Where the Field Is Right Now

These four types of “AI design” work are not mutually exclusive. A single designer might work across two or three of them in a month. Not every organization needs all four, either. A company building on top of an out-of-the-box LLM through an API may only need the first two (designing with AI and designing AI products). The third and fourth orientations become relevant as an organization’s relationship with AI gets more complex –– for example because it’s building agent-facing infrastructure or an in-house LLM.

What makes them distinct is that each one involves designing for a fundamentally different type of behavior — human behavior with tools, human behavior with AI interfaces, agent behavior within infrastructure, and model behavior itself. Different behaviors require different types of expertise.

My point isn’t that you should choose just one path. It’s that each orientation builds a different kind of expertise, and expertise deepens over time. For example, the longer you spend designing AI products, the better you get at that work.  

Understanding which type of AI design you’re building expertise in matters because the market is moving fast. Right now,  few designers have deep experience across multiple orientations. However, this window won’t stay open for long. Within a year, many more designers will have meaningful AI experience. Those who build depth in a specific direction now will have a significant advantage over those who stay broadly “AI-adjacent.”

Here’s where the field is right now:

Bar chart showing most designers work in designing with AI, fewer in designing AI products, and very few in designing for AI agents or designing the AI, where demand is growing.
The distribution of designers across the four types of AI design work. Most designers today are designing with AI, a growing minority are designing AI products, and only a small group are designing for AI agents or designing the AI itself. Demand for the last two is growing far faster than the supply of designers who can do them.

Most designers today are using AI as a tool in their workflow. A growing number are designing AI products and features. Very few are designing for AI agents or designing the AI itself.

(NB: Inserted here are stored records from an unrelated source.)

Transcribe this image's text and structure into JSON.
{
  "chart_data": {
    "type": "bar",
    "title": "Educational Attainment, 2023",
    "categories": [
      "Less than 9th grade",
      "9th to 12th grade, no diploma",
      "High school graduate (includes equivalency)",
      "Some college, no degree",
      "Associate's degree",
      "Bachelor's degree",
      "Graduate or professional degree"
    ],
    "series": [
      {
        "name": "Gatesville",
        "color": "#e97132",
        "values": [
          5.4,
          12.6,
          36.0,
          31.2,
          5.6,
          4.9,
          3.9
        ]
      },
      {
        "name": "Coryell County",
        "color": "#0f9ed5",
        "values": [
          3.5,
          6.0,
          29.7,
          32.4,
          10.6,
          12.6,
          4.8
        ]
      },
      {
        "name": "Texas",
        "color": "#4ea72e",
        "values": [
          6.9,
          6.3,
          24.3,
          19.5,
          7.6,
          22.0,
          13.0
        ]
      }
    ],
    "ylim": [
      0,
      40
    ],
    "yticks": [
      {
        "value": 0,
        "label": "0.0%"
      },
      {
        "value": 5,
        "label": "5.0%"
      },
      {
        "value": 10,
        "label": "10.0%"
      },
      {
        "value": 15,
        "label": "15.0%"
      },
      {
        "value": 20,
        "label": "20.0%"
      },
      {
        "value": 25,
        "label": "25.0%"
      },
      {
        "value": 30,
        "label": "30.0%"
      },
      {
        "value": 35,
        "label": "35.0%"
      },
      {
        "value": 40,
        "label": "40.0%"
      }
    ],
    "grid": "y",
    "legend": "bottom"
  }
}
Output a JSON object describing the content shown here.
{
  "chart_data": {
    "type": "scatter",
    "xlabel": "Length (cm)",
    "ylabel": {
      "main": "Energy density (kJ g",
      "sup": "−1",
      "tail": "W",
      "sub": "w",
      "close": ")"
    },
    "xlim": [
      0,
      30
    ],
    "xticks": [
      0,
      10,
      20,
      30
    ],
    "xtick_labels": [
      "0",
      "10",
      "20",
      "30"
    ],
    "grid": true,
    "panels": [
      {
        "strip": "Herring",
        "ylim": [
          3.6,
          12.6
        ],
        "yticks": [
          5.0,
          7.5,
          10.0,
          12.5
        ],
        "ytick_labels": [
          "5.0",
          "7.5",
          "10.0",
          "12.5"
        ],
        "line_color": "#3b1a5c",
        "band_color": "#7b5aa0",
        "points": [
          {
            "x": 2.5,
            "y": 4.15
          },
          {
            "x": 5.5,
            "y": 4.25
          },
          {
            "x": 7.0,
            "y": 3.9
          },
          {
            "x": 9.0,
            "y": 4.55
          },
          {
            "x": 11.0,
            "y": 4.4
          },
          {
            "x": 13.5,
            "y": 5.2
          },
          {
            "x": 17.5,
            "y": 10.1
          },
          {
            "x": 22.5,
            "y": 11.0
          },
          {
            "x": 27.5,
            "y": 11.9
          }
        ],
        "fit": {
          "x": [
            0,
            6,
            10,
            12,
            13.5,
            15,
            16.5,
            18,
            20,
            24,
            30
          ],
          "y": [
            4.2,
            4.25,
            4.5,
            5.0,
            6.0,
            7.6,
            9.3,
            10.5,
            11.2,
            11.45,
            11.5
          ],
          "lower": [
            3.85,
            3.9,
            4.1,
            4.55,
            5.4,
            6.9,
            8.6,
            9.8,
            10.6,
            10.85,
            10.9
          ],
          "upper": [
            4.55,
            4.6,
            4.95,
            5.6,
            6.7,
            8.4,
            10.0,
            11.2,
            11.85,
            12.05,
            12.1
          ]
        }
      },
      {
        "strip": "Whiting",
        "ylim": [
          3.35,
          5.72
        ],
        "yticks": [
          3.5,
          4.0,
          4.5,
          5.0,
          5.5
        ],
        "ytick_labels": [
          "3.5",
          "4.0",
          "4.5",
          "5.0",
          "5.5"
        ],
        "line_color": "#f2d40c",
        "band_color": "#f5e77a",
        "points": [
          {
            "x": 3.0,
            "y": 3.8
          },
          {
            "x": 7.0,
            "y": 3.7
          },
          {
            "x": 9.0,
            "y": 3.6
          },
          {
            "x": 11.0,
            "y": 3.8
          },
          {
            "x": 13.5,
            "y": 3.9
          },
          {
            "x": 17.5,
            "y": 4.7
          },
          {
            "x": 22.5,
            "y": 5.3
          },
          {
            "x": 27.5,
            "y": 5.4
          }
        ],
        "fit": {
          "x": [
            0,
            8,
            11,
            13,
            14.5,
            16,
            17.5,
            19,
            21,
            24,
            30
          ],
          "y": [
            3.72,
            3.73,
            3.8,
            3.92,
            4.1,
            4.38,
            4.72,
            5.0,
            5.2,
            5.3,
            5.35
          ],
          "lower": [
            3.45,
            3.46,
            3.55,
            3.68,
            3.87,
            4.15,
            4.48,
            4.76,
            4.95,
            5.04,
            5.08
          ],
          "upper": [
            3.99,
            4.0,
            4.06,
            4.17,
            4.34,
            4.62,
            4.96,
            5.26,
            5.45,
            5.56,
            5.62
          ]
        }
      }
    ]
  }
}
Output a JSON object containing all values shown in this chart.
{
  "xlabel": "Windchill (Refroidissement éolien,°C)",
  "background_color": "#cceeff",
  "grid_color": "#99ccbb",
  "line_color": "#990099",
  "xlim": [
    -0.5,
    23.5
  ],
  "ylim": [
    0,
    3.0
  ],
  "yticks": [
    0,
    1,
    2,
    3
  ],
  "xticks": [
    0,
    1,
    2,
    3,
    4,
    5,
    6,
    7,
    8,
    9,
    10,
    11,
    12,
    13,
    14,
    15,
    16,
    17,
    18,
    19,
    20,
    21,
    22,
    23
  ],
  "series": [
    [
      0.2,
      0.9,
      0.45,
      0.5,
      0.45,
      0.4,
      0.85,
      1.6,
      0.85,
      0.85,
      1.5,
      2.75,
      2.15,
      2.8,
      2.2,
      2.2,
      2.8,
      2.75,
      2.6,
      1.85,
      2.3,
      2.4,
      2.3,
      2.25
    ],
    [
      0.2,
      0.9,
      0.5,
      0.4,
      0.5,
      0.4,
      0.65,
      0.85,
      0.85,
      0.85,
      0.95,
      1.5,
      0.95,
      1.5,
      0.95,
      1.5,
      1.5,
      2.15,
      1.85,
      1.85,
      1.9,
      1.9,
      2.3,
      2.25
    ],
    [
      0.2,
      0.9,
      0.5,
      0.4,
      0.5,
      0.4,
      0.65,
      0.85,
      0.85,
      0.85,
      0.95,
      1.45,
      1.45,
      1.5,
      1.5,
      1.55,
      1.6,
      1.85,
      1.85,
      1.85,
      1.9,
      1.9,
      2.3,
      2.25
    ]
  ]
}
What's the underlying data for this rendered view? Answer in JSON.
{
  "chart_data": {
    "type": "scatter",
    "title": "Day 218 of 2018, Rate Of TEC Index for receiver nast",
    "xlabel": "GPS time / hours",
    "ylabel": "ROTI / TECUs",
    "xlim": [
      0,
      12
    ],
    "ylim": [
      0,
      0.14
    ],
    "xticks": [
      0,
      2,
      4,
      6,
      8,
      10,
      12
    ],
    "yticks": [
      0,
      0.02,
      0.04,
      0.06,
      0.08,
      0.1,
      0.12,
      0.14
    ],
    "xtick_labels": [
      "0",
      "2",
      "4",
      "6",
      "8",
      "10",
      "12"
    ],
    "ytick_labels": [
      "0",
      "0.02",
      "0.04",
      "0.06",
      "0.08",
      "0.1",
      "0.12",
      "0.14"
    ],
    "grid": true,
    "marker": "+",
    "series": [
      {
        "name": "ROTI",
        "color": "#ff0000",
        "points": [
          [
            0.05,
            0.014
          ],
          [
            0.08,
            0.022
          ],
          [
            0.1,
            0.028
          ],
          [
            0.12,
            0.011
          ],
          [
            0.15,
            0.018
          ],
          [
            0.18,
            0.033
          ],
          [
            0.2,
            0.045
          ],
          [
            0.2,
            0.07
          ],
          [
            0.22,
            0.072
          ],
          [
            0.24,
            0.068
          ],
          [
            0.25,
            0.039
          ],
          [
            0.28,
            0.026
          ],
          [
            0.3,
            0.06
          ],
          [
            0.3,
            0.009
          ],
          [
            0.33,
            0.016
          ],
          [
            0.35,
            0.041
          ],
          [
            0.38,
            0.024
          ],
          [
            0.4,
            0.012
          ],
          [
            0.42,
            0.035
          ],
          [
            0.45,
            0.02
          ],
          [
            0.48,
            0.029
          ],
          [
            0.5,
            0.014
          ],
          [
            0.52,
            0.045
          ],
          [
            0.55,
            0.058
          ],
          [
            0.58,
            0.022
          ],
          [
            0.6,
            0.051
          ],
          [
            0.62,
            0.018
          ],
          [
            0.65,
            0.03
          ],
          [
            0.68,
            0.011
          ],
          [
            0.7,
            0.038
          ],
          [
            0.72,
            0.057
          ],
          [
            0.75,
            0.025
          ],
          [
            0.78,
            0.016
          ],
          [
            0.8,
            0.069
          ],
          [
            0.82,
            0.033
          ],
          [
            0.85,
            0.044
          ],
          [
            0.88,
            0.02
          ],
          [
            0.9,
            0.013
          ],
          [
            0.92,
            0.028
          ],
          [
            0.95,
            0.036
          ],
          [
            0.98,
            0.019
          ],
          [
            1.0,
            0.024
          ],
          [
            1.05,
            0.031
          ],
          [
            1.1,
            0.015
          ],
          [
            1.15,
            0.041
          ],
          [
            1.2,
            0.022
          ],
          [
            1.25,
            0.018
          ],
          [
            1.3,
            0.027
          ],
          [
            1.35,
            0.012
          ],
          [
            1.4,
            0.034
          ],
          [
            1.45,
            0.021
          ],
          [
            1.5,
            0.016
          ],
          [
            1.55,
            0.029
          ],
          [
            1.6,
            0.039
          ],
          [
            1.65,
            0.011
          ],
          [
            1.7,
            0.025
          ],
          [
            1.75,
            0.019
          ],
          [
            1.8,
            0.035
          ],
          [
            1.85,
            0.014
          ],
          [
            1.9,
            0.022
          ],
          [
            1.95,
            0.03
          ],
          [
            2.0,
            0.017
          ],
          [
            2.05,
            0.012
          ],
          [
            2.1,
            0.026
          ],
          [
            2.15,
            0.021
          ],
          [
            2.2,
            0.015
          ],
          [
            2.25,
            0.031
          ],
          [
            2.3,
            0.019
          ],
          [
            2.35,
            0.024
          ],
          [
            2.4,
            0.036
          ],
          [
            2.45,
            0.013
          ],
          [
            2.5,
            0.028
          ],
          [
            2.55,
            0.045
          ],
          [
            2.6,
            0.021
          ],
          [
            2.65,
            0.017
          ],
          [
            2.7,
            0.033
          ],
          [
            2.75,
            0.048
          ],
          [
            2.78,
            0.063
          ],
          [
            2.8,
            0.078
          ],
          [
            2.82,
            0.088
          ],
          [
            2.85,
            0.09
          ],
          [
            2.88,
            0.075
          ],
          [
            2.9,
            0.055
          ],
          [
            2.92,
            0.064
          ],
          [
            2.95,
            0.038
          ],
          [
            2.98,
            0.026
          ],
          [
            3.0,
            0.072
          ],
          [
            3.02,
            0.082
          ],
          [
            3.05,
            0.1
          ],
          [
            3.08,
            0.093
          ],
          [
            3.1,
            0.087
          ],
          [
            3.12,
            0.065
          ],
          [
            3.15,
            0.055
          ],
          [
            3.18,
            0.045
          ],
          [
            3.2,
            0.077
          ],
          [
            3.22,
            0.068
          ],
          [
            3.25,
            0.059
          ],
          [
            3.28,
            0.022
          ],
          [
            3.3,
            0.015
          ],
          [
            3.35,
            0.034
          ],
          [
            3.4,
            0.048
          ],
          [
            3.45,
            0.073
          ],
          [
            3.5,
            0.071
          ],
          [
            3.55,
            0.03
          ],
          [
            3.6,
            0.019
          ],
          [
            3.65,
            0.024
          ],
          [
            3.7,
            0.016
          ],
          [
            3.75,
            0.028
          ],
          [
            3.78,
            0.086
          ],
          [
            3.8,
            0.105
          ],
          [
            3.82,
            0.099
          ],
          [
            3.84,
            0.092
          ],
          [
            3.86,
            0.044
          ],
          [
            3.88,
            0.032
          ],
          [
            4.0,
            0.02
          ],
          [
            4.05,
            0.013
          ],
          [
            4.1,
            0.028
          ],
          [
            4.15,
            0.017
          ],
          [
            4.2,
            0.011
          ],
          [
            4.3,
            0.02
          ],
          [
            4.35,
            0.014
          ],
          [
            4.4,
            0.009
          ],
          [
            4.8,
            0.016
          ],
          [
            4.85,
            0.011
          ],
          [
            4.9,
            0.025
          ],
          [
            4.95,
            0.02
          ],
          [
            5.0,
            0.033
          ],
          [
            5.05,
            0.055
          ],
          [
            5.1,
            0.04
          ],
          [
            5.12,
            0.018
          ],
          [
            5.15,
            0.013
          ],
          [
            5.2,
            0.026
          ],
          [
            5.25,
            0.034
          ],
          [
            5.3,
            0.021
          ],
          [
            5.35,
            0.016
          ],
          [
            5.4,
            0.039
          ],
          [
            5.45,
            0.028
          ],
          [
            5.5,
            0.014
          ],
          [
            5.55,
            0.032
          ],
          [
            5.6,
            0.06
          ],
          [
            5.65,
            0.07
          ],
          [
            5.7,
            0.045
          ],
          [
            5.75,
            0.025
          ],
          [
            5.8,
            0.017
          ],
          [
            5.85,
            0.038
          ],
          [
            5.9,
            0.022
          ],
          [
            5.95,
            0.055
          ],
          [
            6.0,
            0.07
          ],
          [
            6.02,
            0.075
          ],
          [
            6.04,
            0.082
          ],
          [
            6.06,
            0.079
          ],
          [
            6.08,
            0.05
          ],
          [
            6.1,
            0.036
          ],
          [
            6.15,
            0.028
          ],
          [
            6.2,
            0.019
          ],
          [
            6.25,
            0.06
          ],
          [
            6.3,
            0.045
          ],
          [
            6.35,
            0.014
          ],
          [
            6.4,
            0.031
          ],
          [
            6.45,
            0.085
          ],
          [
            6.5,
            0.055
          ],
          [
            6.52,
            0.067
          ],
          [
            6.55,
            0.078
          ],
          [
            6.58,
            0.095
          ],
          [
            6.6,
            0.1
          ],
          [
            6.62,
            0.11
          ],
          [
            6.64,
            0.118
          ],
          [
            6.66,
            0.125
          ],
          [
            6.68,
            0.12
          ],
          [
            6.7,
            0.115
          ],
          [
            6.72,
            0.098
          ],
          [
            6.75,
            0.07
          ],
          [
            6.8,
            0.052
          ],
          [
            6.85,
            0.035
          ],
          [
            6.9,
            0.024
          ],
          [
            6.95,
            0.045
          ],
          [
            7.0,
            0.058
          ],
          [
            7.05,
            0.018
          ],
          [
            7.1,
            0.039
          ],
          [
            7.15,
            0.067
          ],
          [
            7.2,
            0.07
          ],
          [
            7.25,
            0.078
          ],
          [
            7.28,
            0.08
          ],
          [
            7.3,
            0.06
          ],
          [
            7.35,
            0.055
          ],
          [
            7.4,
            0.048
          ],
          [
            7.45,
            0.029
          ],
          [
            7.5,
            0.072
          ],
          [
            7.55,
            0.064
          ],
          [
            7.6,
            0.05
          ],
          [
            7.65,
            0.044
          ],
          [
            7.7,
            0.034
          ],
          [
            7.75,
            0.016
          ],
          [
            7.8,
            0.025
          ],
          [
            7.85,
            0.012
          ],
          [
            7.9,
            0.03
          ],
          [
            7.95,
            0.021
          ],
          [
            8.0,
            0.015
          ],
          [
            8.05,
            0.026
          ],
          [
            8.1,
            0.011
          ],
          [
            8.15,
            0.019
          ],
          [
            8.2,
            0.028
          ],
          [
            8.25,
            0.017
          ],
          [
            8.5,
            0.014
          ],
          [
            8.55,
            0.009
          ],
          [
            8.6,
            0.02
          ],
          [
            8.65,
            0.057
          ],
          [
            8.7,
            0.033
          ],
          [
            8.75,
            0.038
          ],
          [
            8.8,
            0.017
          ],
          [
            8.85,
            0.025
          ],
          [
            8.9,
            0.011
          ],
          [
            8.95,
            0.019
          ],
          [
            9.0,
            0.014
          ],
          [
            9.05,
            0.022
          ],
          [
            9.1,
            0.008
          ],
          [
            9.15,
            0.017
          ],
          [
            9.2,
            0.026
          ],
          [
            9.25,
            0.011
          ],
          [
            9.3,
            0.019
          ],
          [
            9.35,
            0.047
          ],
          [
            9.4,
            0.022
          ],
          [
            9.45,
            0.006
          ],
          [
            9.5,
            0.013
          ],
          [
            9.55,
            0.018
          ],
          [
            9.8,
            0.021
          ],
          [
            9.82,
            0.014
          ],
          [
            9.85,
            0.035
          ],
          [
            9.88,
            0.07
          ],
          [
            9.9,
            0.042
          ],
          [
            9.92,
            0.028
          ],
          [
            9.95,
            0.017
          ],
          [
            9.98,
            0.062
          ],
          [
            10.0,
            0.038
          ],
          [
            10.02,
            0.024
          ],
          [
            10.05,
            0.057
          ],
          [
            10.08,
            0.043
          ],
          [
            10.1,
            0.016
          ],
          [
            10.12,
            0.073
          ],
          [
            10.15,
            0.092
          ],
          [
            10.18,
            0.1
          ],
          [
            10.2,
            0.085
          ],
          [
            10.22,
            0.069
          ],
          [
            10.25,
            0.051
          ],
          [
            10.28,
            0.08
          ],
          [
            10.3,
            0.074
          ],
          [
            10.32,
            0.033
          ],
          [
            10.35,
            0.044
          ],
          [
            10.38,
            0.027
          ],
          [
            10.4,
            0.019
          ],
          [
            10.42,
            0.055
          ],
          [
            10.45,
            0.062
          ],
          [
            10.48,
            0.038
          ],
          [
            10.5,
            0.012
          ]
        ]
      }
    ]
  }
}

The demand for those last two is growing. The supply of designers who understand them barely exists. So, if you’re a designer, its an opportunity gap that’s widening.

As agents become more prevalent, someone has to design how they interact with products, content, and data. As models get embedded into more experiences, someone has to define how they behave. Right now, that someone is usually an engineer making those calls by default, when it could (and I argue, should) be a designer.

What Changes when You Understand All Four

Understanding that our discipline is forking when it comes to AI changes how you operate, whether you’re an individual contributor, a leader, or hiring.

If you’re an individual designer, you can stop being vaguely an “AI designer” on LinkedIn and start naming what you’re actually doing. The skills for designing with AI (prompt literacy and workflow integration) are different from the skills for designing the AI (model evaluation, principle setting, and collaboration with ML engineers). Identifying which type of work you’re doing can point you towards which skills matter next. Knowing which work you want to do in tells you where to invest.

If you’re a design leader, you can audit your team against all four types of work and understand where you have gaps and if it makes sense to fill them. Most teams already use AI in their workflow and, may have partial coverage for designing AI-powered features. Fewer have clear coverage for designing agent-facing infrastructure or AI-system behavior — and that may be fine, depending on how your organization builds with AI.

If you’re hiring, you can stop writing job descriptions that are for blanket “AI designers.” Name the specific work, hire for the specific skills, and evaluate against a specific definition of good work.

AI reshaped the design field and created four new lenses that you can look through. Your first step should be recognizing which you want to grow towards.